We will use a tokenizer to split the text in tokens and a part-of-speech tagger to assign lemmas and part-of-speech tags.
The TreeTagger is easy to use and produces the output required for the VRT-format. See Tagging with TreeTagger for more information on how to use the TreeTagger.
After this step, your data should look similar to this:
<text title="Alice's adventures in wonderland" author="Lewis Carroll">
<title>
Alice NP Alice
's POS 's
adventures NNS adventure
in IN in
wonderland NN wonderland
</title>
<div id="chpt 1" title="Down the Rabbit-Hole">
<head>
Down IN down
the DT the
Rabbit-Hole NN rabbit-hole
</head>
<p>
ALICE NP Alice
was VBD be
beginning VVG begin
to TO to
get VV get
very RB very
tired JJ tired
of IN of
sitting VVG sit
by IN by
her PP$ her
sister NN sister
on IN on
the DT the
bank NN bank
, , ,
[...]
[...]
</p>
[...]
</text>
This is already a valid VRT format for command-line CQP and for importing the VRT format in CQPweb.
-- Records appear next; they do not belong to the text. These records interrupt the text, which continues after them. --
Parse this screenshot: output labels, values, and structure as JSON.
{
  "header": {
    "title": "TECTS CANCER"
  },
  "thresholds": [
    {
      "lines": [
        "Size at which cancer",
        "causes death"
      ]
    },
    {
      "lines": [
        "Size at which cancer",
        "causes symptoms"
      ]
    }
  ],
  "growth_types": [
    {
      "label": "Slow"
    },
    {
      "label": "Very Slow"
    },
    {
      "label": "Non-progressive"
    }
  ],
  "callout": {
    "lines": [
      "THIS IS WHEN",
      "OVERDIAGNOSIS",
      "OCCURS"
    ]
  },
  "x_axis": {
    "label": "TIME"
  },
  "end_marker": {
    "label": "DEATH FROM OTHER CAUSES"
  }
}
However, we do not yet have sentence markers. Pos-tags (e.g. SENT
in the UPenn tagset) and annotated xml-elements (e.g. p
for paragraph and title
; option --sentmark|sm
) indicate sentence boundaries. We can use these in a dedicated script (add-sentence-markers.perl
) to add sentence markers to the coröpus. Additionally, the script can add a <text>
-element at the beginning and end of the file with a given ID (option --textmark|sm
)
Usage: add-sent-markers.perl <infile> <outputfile> <sentdeliminator>
[--sentmark|sm=s] list of xml-elements for sentence marking
[--textmark|tm=s] creates a text-element with given id surrounding enclosing the content of the file
[--excludeword|ew=s] exclude list of word as sentence markers
The script takes the tagged file, the desired output file and a comma-separated list of pos-tags marking sentence boundaries as input.
An example is given below:
add-sent-markers.perl alice.tagged alice.tagged.vrt SENT --sm div,title,head,p
alice.tagged
alice.tagged.vrt
SENT
div,title,head,p
mark sentence boundariesAfter this step your data should look like this.
<text title="Alice's adventures in wonderland" author="Lewis Carroll">
<title>
<s>
Alice NP Alice
's POS 's
adventures NNS adventure
in IN in
wonderland NN wonderland
</s>
</title>
<div id="chpt 1" title="Down the Rabbit-Hole">
<head>
<s>
Down IN down
the DT the
Rabbit-Hole NN rabbit-hole
</s>
</head>
<p>
<s>
ALICE NP Alice
was VBD be
beginning VVG begin
to TO to
get VV get
very RB very
tired JJ tired
of IN of
sitting VVG sit
by IN by
her PP$ her
sister NN sister
on IN on
the DT the
bank NN bank
, , ,
[...]
</s>
[...]
</p>
[...]
</text>
Another example for a different tagset (STTS) excluding ;
as sentence boundary marker (;
although it is tagged as $.
) looks as follows:
add-sent-markers.perl text.tagged text.tagged.vrt $. --sm head,title,p --ew ';'
The file is now ready for encoding in CQP and CQPweb, including installing the corpus as precompiled corpus in CQPweb.